On the other hand, our Brown brothers and sisters (Hispanic-Americans) from across the borders of Mexico are getting wiser and stronger in a nation that our parents, grandparents and progenitors have helped to build. But we can’t blame nobody but ourselves for what is happening. Because here we are in the year of 2016 and a great number of Mexicans ain’t got no education, but they are constantly thriving as a race of people. I tip my hats off to them for their efforts, because they take advantage of the opportunities that have been presented before them. They don’t go around walking with their heads sticking in the air, thinking that everything is beneath them. Hispanic-Americans do what it takes to survive, a precious commodity that used to be a part of our culture.

The “mis-educated” Negro has gotten so important that he doesn’t even want to work to make money no more. Parking cars, construction work, landscaping and clean yards and legal hustles are just not in the view of some of our “mis-educated” Negroes. I mean it is bad, because they just don’t want to do nothing because they done got “mis-educated” and think that they have arrived. Some people may not get where I am going with this and may not even see how the “mis-educated” are hurting our communities.
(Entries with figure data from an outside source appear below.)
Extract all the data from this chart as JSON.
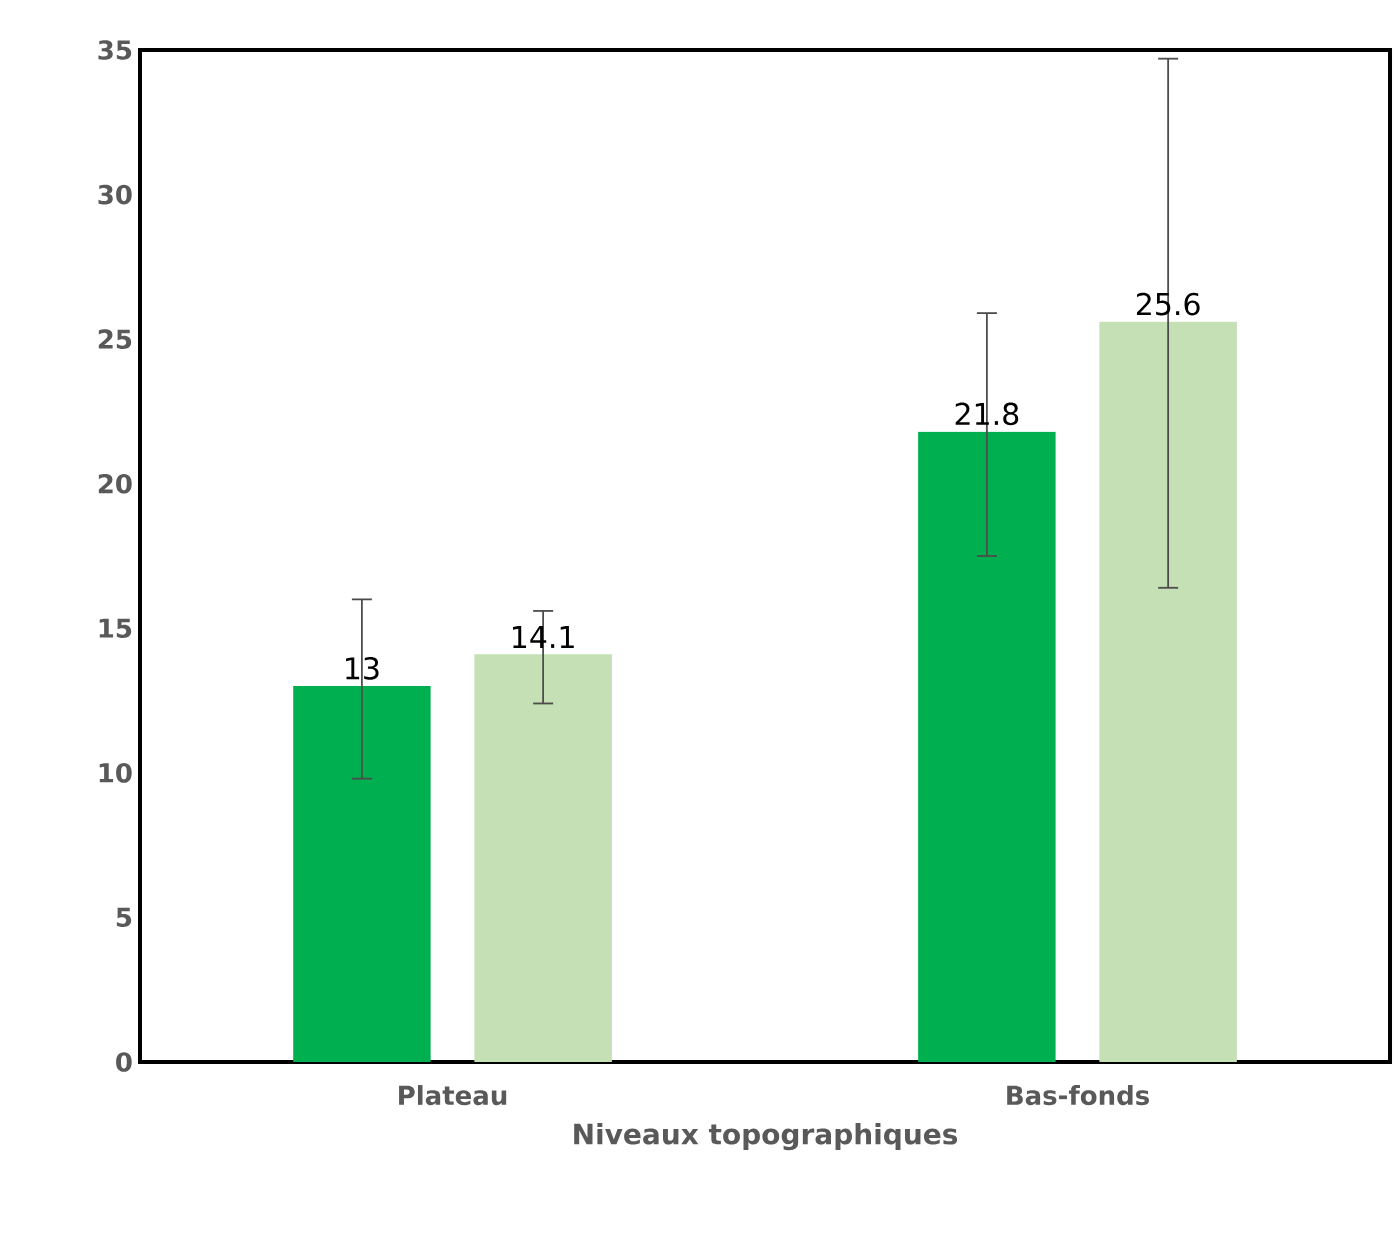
{
  "chart_data": {
    "type": "bar",
    "xlabel": "Niveaux topographiques",
    "categories": [
      "Plateau",
      "Bas-fonds"
    ],
    "series": [
      {
        "color": "#00b050",
        "values": [
          13,
          21.8
        ],
        "errors": [
          [
            9.8,
            16
          ],
          [
            17.5,
            25.9
          ]
        ]
      },
      {
        "color": "#c5e0b4",
        "values": [
          14.1,
          25.6
        ],
        "errors": [
          [
            12.4,
            15.6
          ],
          [
            16.4,
            34.7
          ]
        ]
      }
    ],
    "ylim": [
      0,
      35
    ],
    "yticks": [
      0,
      5,
      10,
      15,
      20,
      25,
      30,
      35
    ],
    "data_labels": true,
    "grid": false
  }
}
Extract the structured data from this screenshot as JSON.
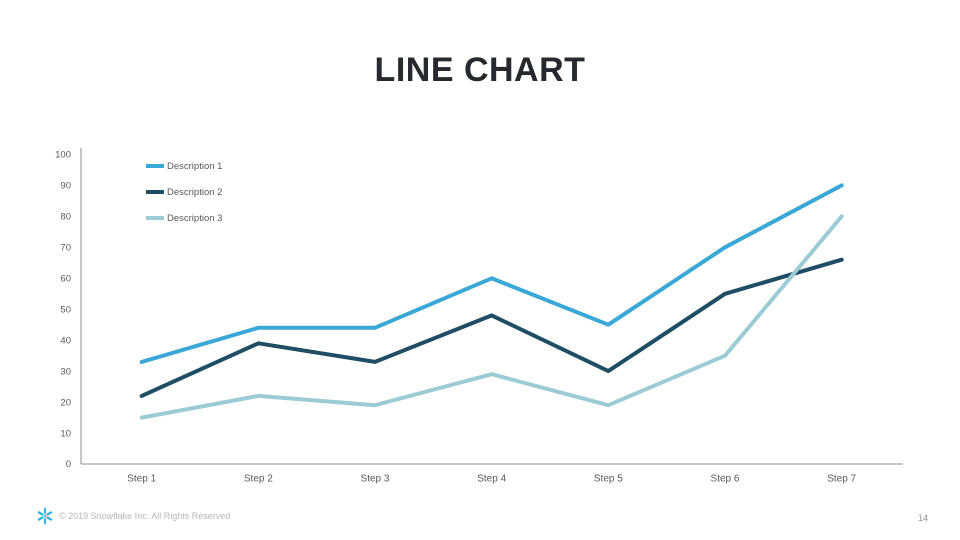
{
  "slide": {
    "title": "LINE CHART",
    "page_number": "14",
    "footer": {
      "copyright": "© 2019 Snowflake Inc. All Rights Reserved"
    }
  },
  "colors": {
    "title_text": "#26292d",
    "axis_line": "#8c8c8c",
    "tick_label": "#595959",
    "legend_label": "#595959",
    "footer_text": "#b2b8bc",
    "page_number": "#8f9397",
    "logo_blue": "#32b4e1",
    "series1": "#3aa8d6",
    "series2": "#1d4e63",
    "series3": "#9bccd4"
  },
  "chart_data": {
    "type": "line",
    "title": "LINE CHART",
    "categories": [
      "Step 1",
      "Step 2",
      "Step 3",
      "Step 4",
      "Step 5",
      "Step 6",
      "Step 7"
    ],
    "series": [
      {
        "name": "Description 1",
        "color": "#3aa8d6",
        "values": [
          33,
          44,
          44,
          60,
          45,
          70,
          90
        ]
      },
      {
        "name": "Description 2",
        "color": "#1d4e63",
        "values": [
          22,
          39,
          33,
          48,
          30,
          55,
          66
        ]
      },
      {
        "name": "Description 3",
        "color": "#9bccd4",
        "values": [
          15,
          22,
          19,
          29,
          19,
          35,
          80
        ]
      }
    ],
    "xlabel": "",
    "ylabel": "",
    "ylim": [
      0,
      100
    ],
    "ytick_step": 10,
    "yticks": [
      0,
      10,
      20,
      30,
      40,
      50,
      60,
      70,
      80,
      90,
      100
    ],
    "grid": false,
    "legend_position": "inside-top-left"
  }
}
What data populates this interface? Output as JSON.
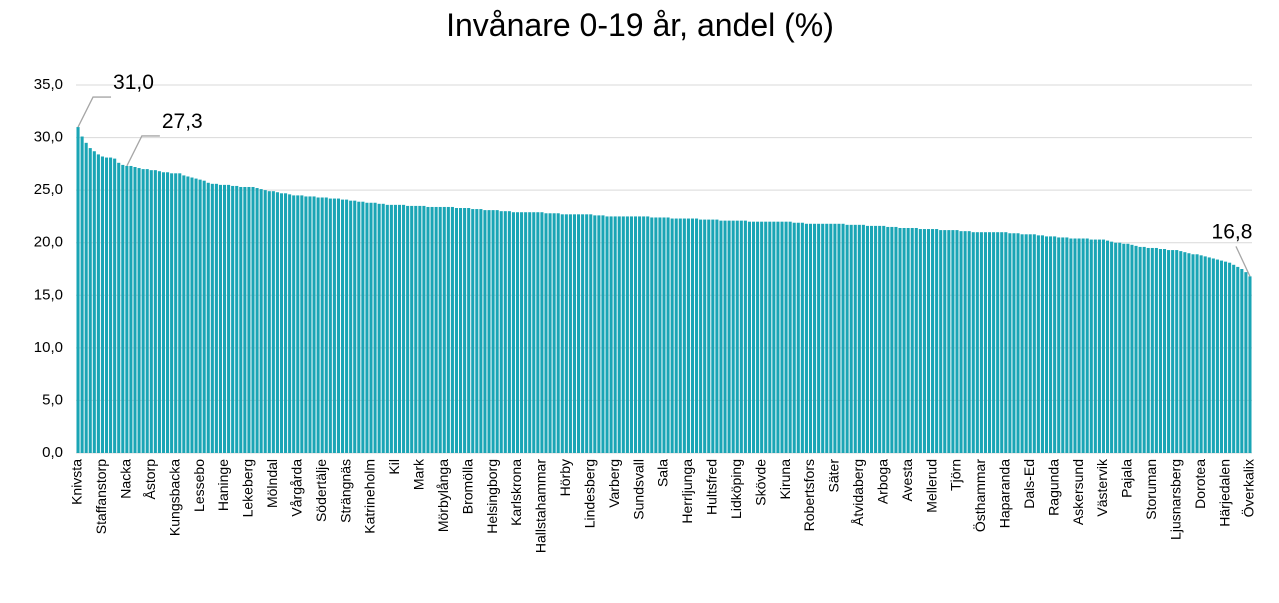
{
  "chart_data": {
    "type": "bar",
    "title": "Invånare 0-19 år, andel (%)",
    "color": "#1aa5b5",
    "grid": true,
    "ylim": [
      0,
      35
    ],
    "yticks": [
      {
        "value": 0,
        "label": "0,0"
      },
      {
        "value": 5,
        "label": "5,0"
      },
      {
        "value": 10,
        "label": "10,0"
      },
      {
        "value": 15,
        "label": "15,0"
      },
      {
        "value": 20,
        "label": "20,0"
      },
      {
        "value": 25,
        "label": "25,0"
      },
      {
        "value": 30,
        "label": "30,0"
      },
      {
        "value": 35,
        "label": "35,0"
      }
    ],
    "categories": [
      "Knivsta",
      null,
      null,
      null,
      null,
      null,
      "Staffanstorp",
      null,
      null,
      null,
      null,
      null,
      "Nacka",
      null,
      null,
      null,
      null,
      null,
      "Åstorp",
      null,
      null,
      null,
      null,
      null,
      "Kungsbacka",
      null,
      null,
      null,
      null,
      null,
      "Lessebo",
      null,
      null,
      null,
      null,
      null,
      "Haninge",
      null,
      null,
      null,
      null,
      null,
      "Lekeberg",
      null,
      null,
      null,
      null,
      null,
      "Mölndal",
      null,
      null,
      null,
      null,
      null,
      "Vårgårda",
      null,
      null,
      null,
      null,
      null,
      "Södertälje",
      null,
      null,
      null,
      null,
      null,
      "Strängnäs",
      null,
      null,
      null,
      null,
      null,
      "Katrineholm",
      null,
      null,
      null,
      null,
      null,
      "Kil",
      null,
      null,
      null,
      null,
      null,
      "Mark",
      null,
      null,
      null,
      null,
      null,
      "Mörbylånga",
      null,
      null,
      null,
      null,
      null,
      "Bromölla",
      null,
      null,
      null,
      null,
      null,
      "Helsingborg",
      null,
      null,
      null,
      null,
      null,
      "Karlskrona",
      null,
      null,
      null,
      null,
      null,
      "Hallstahammar",
      null,
      null,
      null,
      null,
      null,
      "Hörby",
      null,
      null,
      null,
      null,
      null,
      "Lindesberg",
      null,
      null,
      null,
      null,
      null,
      "Varberg",
      null,
      null,
      null,
      null,
      null,
      "Sundsvall",
      null,
      null,
      null,
      null,
      null,
      "Sala",
      null,
      null,
      null,
      null,
      null,
      "Herrljunga",
      null,
      null,
      null,
      null,
      null,
      "Hultsfred",
      null,
      null,
      null,
      null,
      null,
      "Lidköping",
      null,
      null,
      null,
      null,
      null,
      "Skövde",
      null,
      null,
      null,
      null,
      null,
      "Kiruna",
      null,
      null,
      null,
      null,
      null,
      "Robertsfors",
      null,
      null,
      null,
      null,
      null,
      "Säter",
      null,
      null,
      null,
      null,
      null,
      "Åtvidaberg",
      null,
      null,
      null,
      null,
      null,
      "Arboga",
      null,
      null,
      null,
      null,
      null,
      "Avesta",
      null,
      null,
      null,
      null,
      null,
      "Mellerud",
      null,
      null,
      null,
      null,
      null,
      "Tjörn",
      null,
      null,
      null,
      null,
      null,
      "Östhammar",
      null,
      null,
      null,
      null,
      null,
      "Haparanda",
      null,
      null,
      null,
      null,
      null,
      "Dals-Ed",
      null,
      null,
      null,
      null,
      null,
      "Ragunda",
      null,
      null,
      null,
      null,
      null,
      "Askersund",
      null,
      null,
      null,
      null,
      null,
      "Västervik",
      null,
      null,
      null,
      null,
      null,
      "Pajala",
      null,
      null,
      null,
      null,
      null,
      "Storuman",
      null,
      null,
      null,
      null,
      null,
      "Ljusnarsberg",
      null,
      null,
      null,
      null,
      null,
      "Dorotea",
      null,
      null,
      null,
      null,
      null,
      "Härjedalen",
      null,
      null,
      null,
      null,
      null,
      "Överkalix"
    ],
    "values": [
      31.0,
      30.1,
      29.5,
      29.0,
      28.7,
      28.4,
      28.2,
      28.1,
      28.1,
      28.0,
      27.6,
      27.4,
      27.3,
      27.3,
      27.2,
      27.1,
      27.0,
      27.0,
      26.9,
      26.9,
      26.8,
      26.7,
      26.7,
      26.6,
      26.6,
      26.6,
      26.4,
      26.3,
      26.2,
      26.1,
      26.0,
      25.9,
      25.7,
      25.6,
      25.6,
      25.5,
      25.5,
      25.5,
      25.4,
      25.4,
      25.3,
      25.3,
      25.3,
      25.3,
      25.2,
      25.1,
      25.0,
      24.9,
      24.9,
      24.8,
      24.7,
      24.7,
      24.6,
      24.5,
      24.5,
      24.5,
      24.4,
      24.4,
      24.4,
      24.3,
      24.3,
      24.3,
      24.2,
      24.2,
      24.2,
      24.1,
      24.1,
      24.0,
      24.0,
      23.9,
      23.9,
      23.8,
      23.8,
      23.8,
      23.7,
      23.7,
      23.6,
      23.6,
      23.6,
      23.6,
      23.6,
      23.5,
      23.5,
      23.5,
      23.5,
      23.5,
      23.4,
      23.4,
      23.4,
      23.4,
      23.4,
      23.4,
      23.4,
      23.3,
      23.3,
      23.3,
      23.3,
      23.2,
      23.2,
      23.2,
      23.1,
      23.1,
      23.1,
      23.1,
      23.0,
      23.0,
      23.0,
      22.9,
      22.9,
      22.9,
      22.9,
      22.9,
      22.9,
      22.9,
      22.9,
      22.8,
      22.8,
      22.8,
      22.8,
      22.7,
      22.7,
      22.7,
      22.7,
      22.7,
      22.7,
      22.7,
      22.7,
      22.6,
      22.6,
      22.6,
      22.5,
      22.5,
      22.5,
      22.5,
      22.5,
      22.5,
      22.5,
      22.5,
      22.5,
      22.5,
      22.5,
      22.4,
      22.4,
      22.4,
      22.4,
      22.4,
      22.3,
      22.3,
      22.3,
      22.3,
      22.3,
      22.3,
      22.3,
      22.2,
      22.2,
      22.2,
      22.2,
      22.2,
      22.1,
      22.1,
      22.1,
      22.1,
      22.1,
      22.1,
      22.1,
      22.0,
      22.0,
      22.0,
      22.0,
      22.0,
      22.0,
      22.0,
      22.0,
      22.0,
      22.0,
      22.0,
      21.9,
      21.9,
      21.9,
      21.8,
      21.8,
      21.8,
      21.8,
      21.8,
      21.8,
      21.8,
      21.8,
      21.8,
      21.8,
      21.7,
      21.7,
      21.7,
      21.7,
      21.7,
      21.6,
      21.6,
      21.6,
      21.6,
      21.6,
      21.5,
      21.5,
      21.5,
      21.4,
      21.4,
      21.4,
      21.4,
      21.4,
      21.3,
      21.3,
      21.3,
      21.3,
      21.3,
      21.2,
      21.2,
      21.2,
      21.2,
      21.2,
      21.1,
      21.1,
      21.1,
      21.0,
      21.0,
      21.0,
      21.0,
      21.0,
      21.0,
      21.0,
      21.0,
      21.0,
      20.9,
      20.9,
      20.9,
      20.8,
      20.8,
      20.8,
      20.8,
      20.7,
      20.7,
      20.6,
      20.6,
      20.6,
      20.5,
      20.5,
      20.5,
      20.4,
      20.4,
      20.4,
      20.4,
      20.4,
      20.3,
      20.3,
      20.3,
      20.3,
      20.2,
      20.1,
      20.0,
      20.0,
      19.9,
      19.9,
      19.8,
      19.7,
      19.6,
      19.6,
      19.5,
      19.5,
      19.5,
      19.4,
      19.4,
      19.3,
      19.3,
      19.3,
      19.2,
      19.1,
      19.0,
      18.9,
      18.9,
      18.8,
      18.7,
      18.6,
      18.5,
      18.4,
      18.3,
      18.2,
      18.1,
      17.9,
      17.7,
      17.5,
      17.2,
      16.8
    ],
    "value_labels": [
      "31,0",
      null,
      null,
      null,
      null,
      null,
      null,
      null,
      null,
      null,
      null,
      null,
      "27,3",
      null,
      null,
      null,
      null,
      null,
      null,
      null,
      null,
      null,
      null,
      null,
      null,
      null,
      null,
      null,
      null,
      null,
      null,
      null,
      null,
      null,
      null,
      null,
      null,
      null,
      null,
      null,
      null,
      null,
      null,
      null,
      null,
      null,
      null,
      null,
      null,
      null,
      null,
      null,
      null,
      null,
      null,
      null,
      null,
      null,
      null,
      null,
      null,
      null,
      null,
      null,
      null,
      null,
      null,
      null,
      null,
      null,
      null,
      null,
      null,
      null,
      null,
      null,
      null,
      null,
      null,
      null,
      null,
      null,
      null,
      null,
      null,
      null,
      null,
      null,
      null,
      null,
      null,
      null,
      null,
      null,
      null,
      null,
      null,
      null,
      null,
      null,
      null,
      null,
      null,
      null,
      null,
      null,
      null,
      null,
      null,
      null,
      null,
      null,
      null,
      null,
      null,
      null,
      null,
      null,
      null,
      null,
      null,
      null,
      null,
      null,
      null,
      null,
      null,
      null,
      null,
      null,
      null,
      null,
      null,
      null,
      null,
      null,
      null,
      null,
      null,
      null,
      null,
      null,
      null,
      null,
      null,
      null,
      null,
      null,
      null,
      null,
      null,
      null,
      null,
      null,
      null,
      null,
      null,
      null,
      null,
      null,
      null,
      null,
      null,
      null,
      null,
      null,
      null,
      null,
      null,
      null,
      null,
      null,
      null,
      null,
      null,
      null,
      null,
      null,
      null,
      null,
      null,
      null,
      null,
      null,
      null,
      null,
      null,
      null,
      null,
      null,
      null,
      null,
      null,
      null,
      null,
      null,
      null,
      null,
      null,
      null,
      null,
      null,
      null,
      null,
      null,
      null,
      null,
      null,
      null,
      null,
      null,
      null,
      null,
      null,
      null,
      null,
      null,
      null,
      null,
      null,
      null,
      null,
      null,
      null,
      null,
      null,
      null,
      null,
      null,
      null,
      null,
      null,
      null,
      null,
      null,
      null,
      null,
      null,
      null,
      null,
      null,
      null,
      null,
      null,
      null,
      null,
      null,
      null,
      null,
      null,
      null,
      null,
      null,
      null,
      null,
      null,
      null,
      null,
      null,
      null,
      null,
      null,
      null,
      null,
      null,
      null,
      null,
      null,
      null,
      null,
      null,
      null,
      null,
      null,
      null,
      null,
      null,
      null,
      null,
      null,
      null,
      null,
      null,
      null,
      null,
      null,
      null,
      null,
      "16,8"
    ]
  }
}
So, I want to challenge the faithful and loyal readers of African-American News&Issues to consider this next question…. How is it that our parents and grandparents were uneducated with no formal education and yet were able to send our educated selves off to school and here it is in 2016; many of us are broker than they were? They had money and no education and here it is many of us have education and very little money. Once again, I’m not knocking education; but with education if you can secure a trade and learn how to do something on your own, it would make a world of difference. Why? For the simple fact that now we have all of these “mis-educated” people that can’t do anything. Instead, they have to call a plumber, electrician, yard man, painter, get their car washed at the car wash, amongst many other elements because they have become too good to do these things themselves. In the process of races and cultures are capitalizing and making money off of jobs and trades that Black people used to dominate in the workforce with.

We MUST Understand

 that a person can teach you anything and it be misleading or incorrect, but if you teach and research some things for yourself no one can take that knowledge away from you. So I am not attempting to demean or belittle our Hispanic-Americans, matter of fact I am complimenting them for being smart and doing what it takes to make it. My problem is with the members from our community who feel and believe that they are too important to get out and do what it takes to make it. It is true that no one can take your education away from you but they can take away the employment that you need to survive with all of the education that you have gained to acquire it. But, if you have a trade or something that you can do on your own you will never have to worry about making a living and supporting yourself of your family. I am expressing these things because we need to get back to doing for ourselves and becoming self-sufficient as a race of people again. So to all of our “mis-educated” Negroes, I urge you to go back to the drawing board and reexamine the paths that you have laid out for yourselves. Take inventory and watch the other cultures around you and look and see that they are making it happen and they are doing it together. Stop, look, listen and learn!